Turbulence Could Divide the ‘Most Luminous Galaxy’ in the Universe: Research
Extreme turbulence in galaxy W2246-0526, also termed as the ‘most luminous galaxy’, could eject almost all the star-forming gas in it astronomers have noted. Galaxy W2246-0526 is 12.4 billion light years away and the data was analyzed from the Atacama Large Millimeter/submillimeter Array (ALMA). Tanio Díaz-Santos of the Universidad Diego Portales in Santiago, Chile informed that the galaxy is so turbulent that it is ripping itself apart.
The galaxy is an obscured quasar that is feeding a supermassive black hole at its center. As the star-forming gases are being sucked in by the black hole, the energetic disk of gases offers brightness to the galaxy. The light from this blazingly bright accretion disk is absorbed by the dust in the vicinity and it is remitted as infrared light later. The research paper informed that the galaxy belongs to a rare type of quasars termed as Hot, Dust-Obscured Galaxies or Hot DOGs. Only one out of 3,000 quasars checked by astronomers belongs to this class.
The quasar was first noticed by astronomers in 2015 by astronomers using NASA’s Wide-field Infrared Survey Explorer (WISE). The galaxy is much smaller in size than Milky Way but is classified as extremely luminous infrared galaxy (ELIRG).
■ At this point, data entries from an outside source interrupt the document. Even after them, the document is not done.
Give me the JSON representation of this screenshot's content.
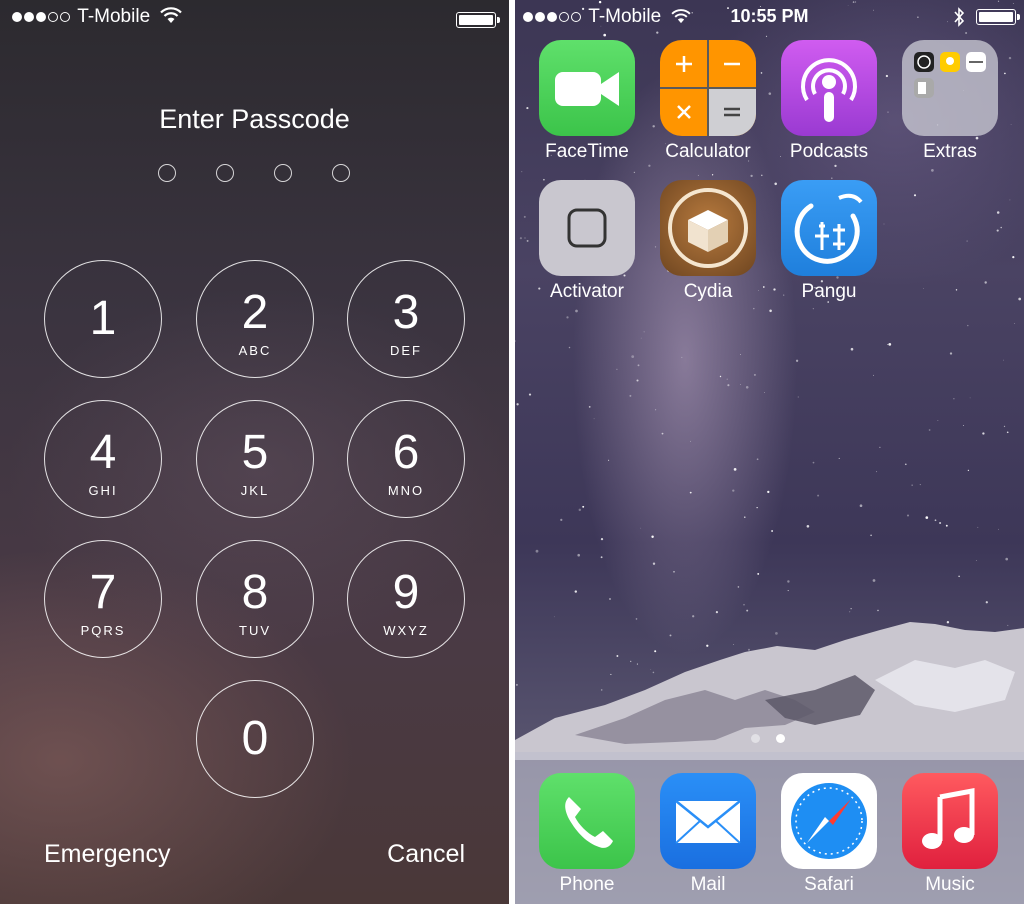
{
  "lock_screen": {
    "status": {
      "carrier": "T-Mobile",
      "signal_filled": 3,
      "signal_total": 5,
      "battery_level": 1.0
    },
    "title": "Enter Passcode",
    "passcode_length": 4,
    "keys": [
      {
        "digit": "1",
        "letters": ""
      },
      {
        "digit": "2",
        "letters": "ABC"
      },
      {
        "digit": "3",
        "letters": "DEF"
      },
      {
        "digit": "4",
        "letters": "GHI"
      },
      {
        "digit": "5",
        "letters": "JKL"
      },
      {
        "digit": "6",
        "letters": "MNO"
      },
      {
        "digit": "7",
        "letters": "PQRS"
      },
      {
        "digit": "8",
        "letters": "TUV"
      },
      {
        "digit": "9",
        "letters": "WXYZ"
      },
      {
        "digit": "0",
        "letters": ""
      }
    ],
    "emergency_label": "Emergency",
    "cancel_label": "Cancel"
  },
  "home_screen": {
    "status": {
      "carrier": "T-Mobile",
      "signal_filled": 3,
      "signal_total": 5,
      "time": "10:55 PM",
      "battery_level": 1.0,
      "bluetooth_icon": "bluetooth-icon"
    },
    "apps": [
      {
        "label": "FaceTime",
        "icon": "facetime-icon"
      },
      {
        "label": "Calculator",
        "icon": "calculator-icon"
      },
      {
        "label": "Podcasts",
        "icon": "podcasts-icon"
      },
      {
        "label": "Extras",
        "icon": "folder-icon"
      },
      {
        "label": "Activator",
        "icon": "activator-icon"
      },
      {
        "label": "Cydia",
        "icon": "cydia-icon"
      },
      {
        "label": "Pangu",
        "icon": "pangu-icon"
      }
    ],
    "page_count": 2,
    "current_page": 2,
    "dock": [
      {
        "label": "Phone",
        "icon": "phone-icon"
      },
      {
        "label": "Mail",
        "icon": "mail-icon"
      },
      {
        "label": "Safari",
        "icon": "safari-icon"
      },
      {
        "label": "Music",
        "icon": "music-icon"
      }
    ]
  },
  "colors": {
    "facetime_green": "#4cd964",
    "calculator_orange": "#ff9500",
    "podcasts_purple": "#b04ad8",
    "pangu_blue": "#2a8ff0",
    "cydia_brown": "#8a5a2b",
    "music_red": "#fc3158",
    "mail_blue": "#1e90ff"
  }
}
It emits 10,000 times more energy than Milky Way.
Roberto Assef, an astronomer with the Universidad Diego Portales and leader of the ALMA observing team said, "The powerful infrared energy emitted by the dust then has a direct and violent impact on the entire galaxy, producing extreme turbulence throughout the interstellar medium."
“Large amounts of this interstellar material were found in an extremely turbulent and dynamic state, careening throughout the galaxy at around 2 million km per hour,” Dr. Diaz-Santos said.
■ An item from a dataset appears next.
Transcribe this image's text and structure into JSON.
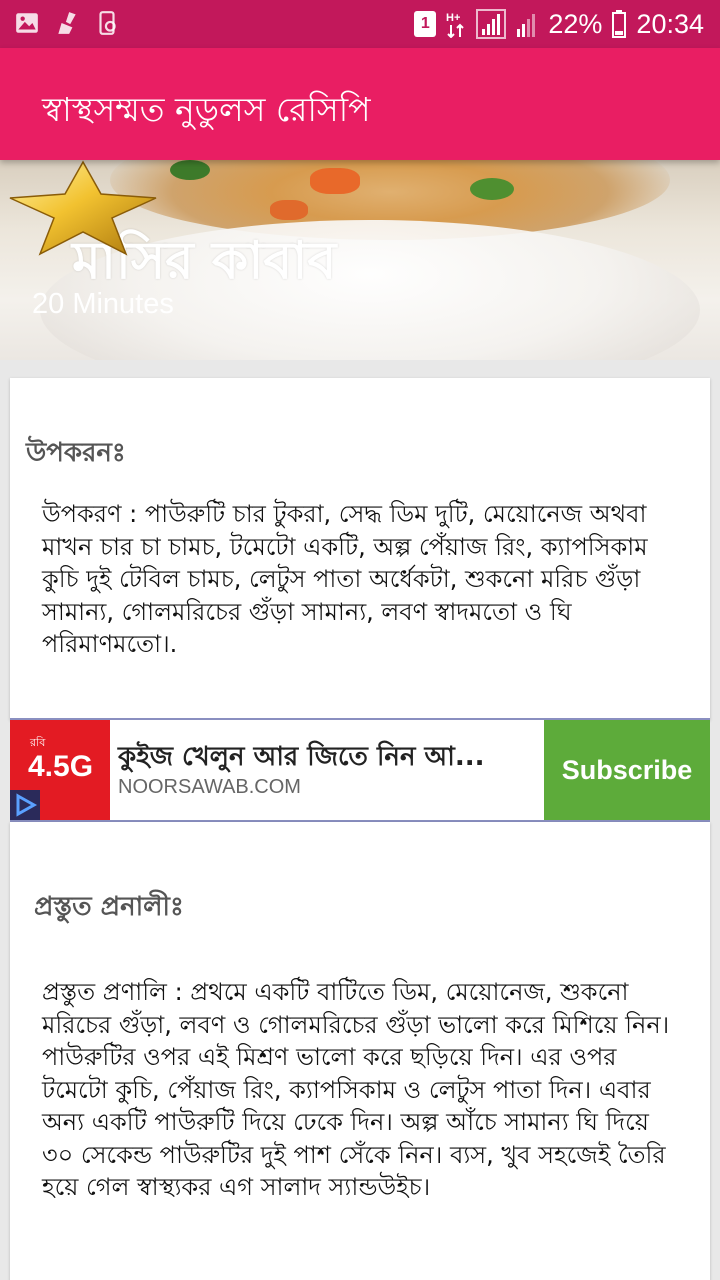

The study has been published in the last month’s edition of the journal Astrophysical Journal Letters.
If these turbulent conditions continue, the infrared radiation would boil away all of W2246-0526’s interstellar gas. “It is possible that W2246-0526 will eventually mature into a more traditional quasar,” said co-author Dr. Manuel Aravena, also from the Universidad Diego Portales.
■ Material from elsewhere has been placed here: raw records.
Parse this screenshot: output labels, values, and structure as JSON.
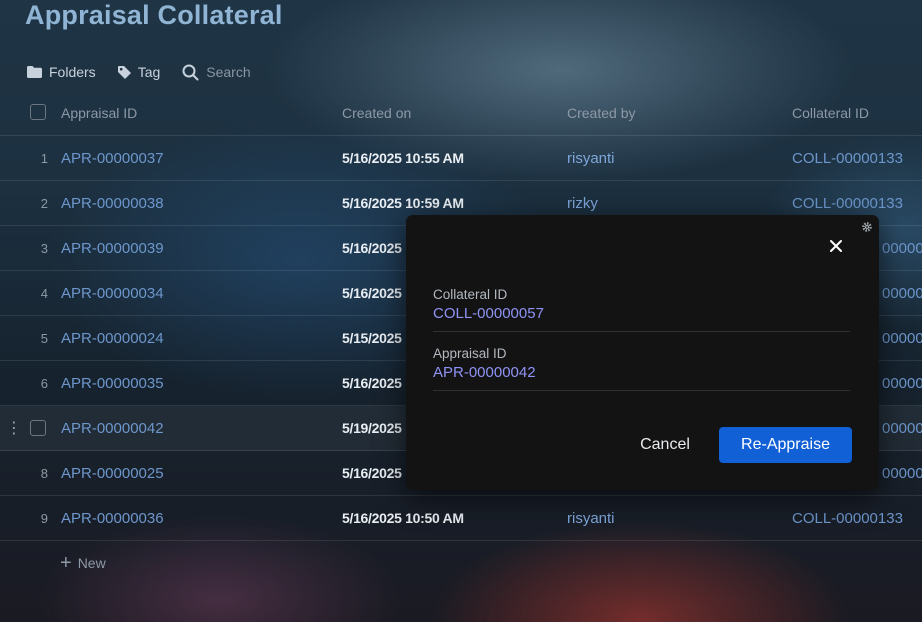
{
  "page": {
    "title": "Appraisal Collateral"
  },
  "toolbar": {
    "folders": "Folders",
    "tag": "Tag",
    "search_placeholder": "Search"
  },
  "table": {
    "headers": {
      "appraisal_id": "Appraisal ID",
      "created_on": "Created on",
      "created_by": "Created by",
      "collateral_id": "Collateral ID"
    },
    "rows": [
      {
        "num": "1",
        "appraisal_id": "APR-00000037",
        "created_on": "5/16/2025 10:55 AM",
        "created_by": "risyanti",
        "collateral_id": "COLL-00000133"
      },
      {
        "num": "2",
        "appraisal_id": "APR-00000038",
        "created_on": "5/16/2025 10:59 AM",
        "created_by": "rizky",
        "collateral_id": "COLL-00000133"
      },
      {
        "num": "3",
        "appraisal_id": "APR-00000039",
        "created_on": "5/16/2025",
        "created_by": "",
        "collateral_id": "00000133"
      },
      {
        "num": "4",
        "appraisal_id": "APR-00000034",
        "created_on": "5/16/2025",
        "created_by": "",
        "collateral_id": "00000133"
      },
      {
        "num": "5",
        "appraisal_id": "APR-00000024",
        "created_on": "5/15/2025",
        "created_by": "",
        "collateral_id": "00000057"
      },
      {
        "num": "6",
        "appraisal_id": "APR-00000035",
        "created_on": "5/16/2025",
        "created_by": "",
        "collateral_id": "00000133"
      },
      {
        "num": "",
        "appraisal_id": "APR-00000042",
        "created_on": "5/19/2025",
        "created_by": "",
        "collateral_id": "00000057"
      },
      {
        "num": "8",
        "appraisal_id": "APR-00000025",
        "created_on": "5/16/2025",
        "created_by": "",
        "collateral_id": "00000133"
      },
      {
        "num": "9",
        "appraisal_id": "APR-00000036",
        "created_on": "5/16/2025 10:50 AM",
        "created_by": "risyanti",
        "collateral_id": "COLL-00000133"
      }
    ],
    "new_label": "New"
  },
  "modal": {
    "collateral_label": "Collateral ID",
    "collateral_value": "COLL-00000057",
    "appraisal_label": "Appraisal ID",
    "appraisal_value": "APR-00000042",
    "cancel_label": "Cancel",
    "primary_label": "Re-Appraise",
    "primary_color": "#1160d6"
  },
  "icons": {
    "folders": "folder-icon",
    "tag": "tag-icon",
    "search": "search-icon",
    "close": "close-icon",
    "settings": "gear-icon",
    "add": "plus-icon",
    "row_menu": "kebab-icon"
  }
}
The astronomers believe that this turbulence is primarily due to the fact that the region around the black hole is at least 100 times more luminous than the rest of the galaxy combined; in other quasars, the proportion is much more modest. This intense yet localized radiation exerts tremendous pressure on the entire galaxy, to potentially devastating effect.
Previous studies with NASA's Wide-field Infrared Survey Explorer (WISE) spacecraft revealed that the galaxy, dubbed W2246-0526, is glowing in infrared light as intensely as approximately 350 trillion suns.